HydrogenAudio

CD-R and Audio Hardware => Vinyl => Topic started by: Thomas C. on 2020-07-17 14:50:19

Title: 88.2khz vs 96kHz?
Post by: Thomas C. on 2020-07-17 14:50:19
Assuming that I could record at 88.2 kHz or 96 kHz... I may some times in the future want to convert to 44.1 kHz or 48 kHz, but I cannot predict which of these I will want and it could even be both...
I read at least two theories:
A) Resampling will be better if the original is a multiple of two in regards to target (so 88.2 kHz -> 44.1 kHz, 96 kHz -> 48 kHz).
B) It doesn't matter at all, resampling from 96 kHz to 44.1 kHz is as good because resampling is not such simple mathematics?

Which one of A or B is true ?
Title: Re: 88.2khz vs 96kHz?
Post by: DVDdoug on 2020-07-17 15:48:59
Quote
Which one of A or B is true ?
B.

You can't simply throw-away every-other sample because you can get aliasing.   The audio has to go through a low-pass anti-aliasing filter before downsampling.   The filtering is more complex than the actual downsampling and the filtering ends-up altering every sample to some extent anyway.

Title: Re: 88.2khz vs 96kHz?
Post by: ajp9 on 2020-07-17 21:00:46
In terms of quality resampling, the answer is B. The best sinc-based filters are within rounding error that the only loss of information is in the stop band — rejecting frequencies above 20KHz or so, which can be configured to be the same regardless of the incoming sample rate.

Real reasons why someone would consider an integer downsampling ratio is either higher performance using IIR filtering (which is not as mathematically sound or flexible as FIR, but handles integer ratios fine), or for complete control of phasing — 2:1 samples with 88.2-to-44.1 instead of 320:147 for 96-to-44.1, that splicing together audio after downsampling will accumulate fraction-of-sample delays.
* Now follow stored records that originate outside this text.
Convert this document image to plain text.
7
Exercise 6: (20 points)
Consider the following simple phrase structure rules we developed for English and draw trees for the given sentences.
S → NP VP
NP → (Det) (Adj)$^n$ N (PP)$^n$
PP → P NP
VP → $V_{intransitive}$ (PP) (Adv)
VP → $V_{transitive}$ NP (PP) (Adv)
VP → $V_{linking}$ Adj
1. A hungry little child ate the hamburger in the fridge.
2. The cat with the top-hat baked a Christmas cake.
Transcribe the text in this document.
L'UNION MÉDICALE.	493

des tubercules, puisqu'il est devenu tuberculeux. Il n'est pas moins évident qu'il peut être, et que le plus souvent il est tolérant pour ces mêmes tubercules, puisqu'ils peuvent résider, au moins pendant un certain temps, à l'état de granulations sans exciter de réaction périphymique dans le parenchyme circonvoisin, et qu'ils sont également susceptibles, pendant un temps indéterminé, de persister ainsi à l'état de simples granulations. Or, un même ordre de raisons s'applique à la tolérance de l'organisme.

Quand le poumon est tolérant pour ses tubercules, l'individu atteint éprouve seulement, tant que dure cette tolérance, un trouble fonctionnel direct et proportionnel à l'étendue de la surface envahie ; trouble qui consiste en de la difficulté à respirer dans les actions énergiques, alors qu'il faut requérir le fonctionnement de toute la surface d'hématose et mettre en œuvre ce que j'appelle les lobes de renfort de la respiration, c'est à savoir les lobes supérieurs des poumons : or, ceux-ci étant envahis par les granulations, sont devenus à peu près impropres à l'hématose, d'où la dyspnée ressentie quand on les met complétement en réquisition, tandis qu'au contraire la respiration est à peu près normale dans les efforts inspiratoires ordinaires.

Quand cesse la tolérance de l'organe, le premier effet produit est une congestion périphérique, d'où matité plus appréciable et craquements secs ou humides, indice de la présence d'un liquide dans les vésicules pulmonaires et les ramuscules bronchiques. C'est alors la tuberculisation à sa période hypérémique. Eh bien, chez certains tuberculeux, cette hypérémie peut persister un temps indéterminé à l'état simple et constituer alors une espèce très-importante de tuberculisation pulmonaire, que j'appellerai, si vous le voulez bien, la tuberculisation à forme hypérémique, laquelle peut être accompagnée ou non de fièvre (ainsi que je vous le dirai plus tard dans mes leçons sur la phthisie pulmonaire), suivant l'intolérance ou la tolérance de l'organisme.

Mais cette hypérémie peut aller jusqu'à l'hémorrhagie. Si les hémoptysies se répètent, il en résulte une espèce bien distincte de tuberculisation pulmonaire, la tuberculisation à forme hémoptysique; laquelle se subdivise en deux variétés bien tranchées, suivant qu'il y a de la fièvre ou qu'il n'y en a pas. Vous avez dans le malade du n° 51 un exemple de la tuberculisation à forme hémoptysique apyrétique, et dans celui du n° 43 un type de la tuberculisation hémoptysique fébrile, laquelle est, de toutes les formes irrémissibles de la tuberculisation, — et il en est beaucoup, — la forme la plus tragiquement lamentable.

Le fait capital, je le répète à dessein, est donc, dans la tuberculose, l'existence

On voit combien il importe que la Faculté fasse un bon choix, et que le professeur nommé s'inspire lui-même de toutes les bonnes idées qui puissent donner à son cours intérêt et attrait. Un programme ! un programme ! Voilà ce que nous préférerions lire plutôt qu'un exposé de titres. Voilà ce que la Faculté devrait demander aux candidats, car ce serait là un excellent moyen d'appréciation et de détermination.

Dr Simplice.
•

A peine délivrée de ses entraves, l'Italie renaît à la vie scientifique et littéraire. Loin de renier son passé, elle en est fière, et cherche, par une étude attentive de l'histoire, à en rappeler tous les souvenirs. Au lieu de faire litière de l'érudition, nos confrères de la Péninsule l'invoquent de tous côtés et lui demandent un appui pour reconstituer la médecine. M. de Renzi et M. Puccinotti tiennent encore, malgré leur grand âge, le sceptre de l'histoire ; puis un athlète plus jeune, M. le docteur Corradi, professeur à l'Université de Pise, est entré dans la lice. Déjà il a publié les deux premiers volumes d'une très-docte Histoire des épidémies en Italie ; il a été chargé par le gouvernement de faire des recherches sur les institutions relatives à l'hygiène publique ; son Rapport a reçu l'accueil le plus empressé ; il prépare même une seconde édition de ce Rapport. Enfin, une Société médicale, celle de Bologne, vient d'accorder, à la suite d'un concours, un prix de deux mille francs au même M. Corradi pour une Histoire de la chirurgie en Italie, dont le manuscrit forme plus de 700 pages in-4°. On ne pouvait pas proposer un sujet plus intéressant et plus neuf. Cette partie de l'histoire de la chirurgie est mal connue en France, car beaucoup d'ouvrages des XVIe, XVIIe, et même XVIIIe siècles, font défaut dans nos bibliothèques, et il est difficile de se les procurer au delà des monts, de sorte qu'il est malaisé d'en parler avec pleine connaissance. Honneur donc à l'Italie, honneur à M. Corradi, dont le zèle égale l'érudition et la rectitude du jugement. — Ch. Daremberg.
That aside, quality resampling will deliver virtually the same results for the resampled audio regardless of sample rates due to the nature of Fourier transforms, retaining all the frequency energy within the limits of the filters.
Title: Re: 88.2khz vs 96kHz?
Post by: Groove on 2020-07-18 07:08:50
Assuming that I could record at 88.2 kHz or 96 kHz... I may some times in the future want to convert to 44.1 kHz or 48 kHz, but I cannot predict which of these I will want and it could even be both...
I read at least two theories:
A) Resampling will be better if the original is a multiple of two in regards to target (so 88.2 kHz -> 44.1 kHz, 96 kHz -> 48 kHz).
B) It doesn't matter at all, resampling from 96 kHz to 44.1 kHz is as good because resampling is not such simple mathematics?

Which one of A or B is true ?

Sounds to me like pov A is a misunderstanding or misapplication of the Nyquist theorem, which says you need twice the sampling rate of the frequency range being measured to accurately represent it.

However, more relevant to the proposition you state is the fact that hardware design does involve tradeoffs, and that results in the selection of specific targeted or native sample rates "currently" based on the standard pro audio sample rate of 96 kHz, or perhaps multiples of that with newer hardware.

Best thing then is to try to capture at your card's native sample rate, and then once you have the signal you can resample to your heart's content in the digital domain without penalty.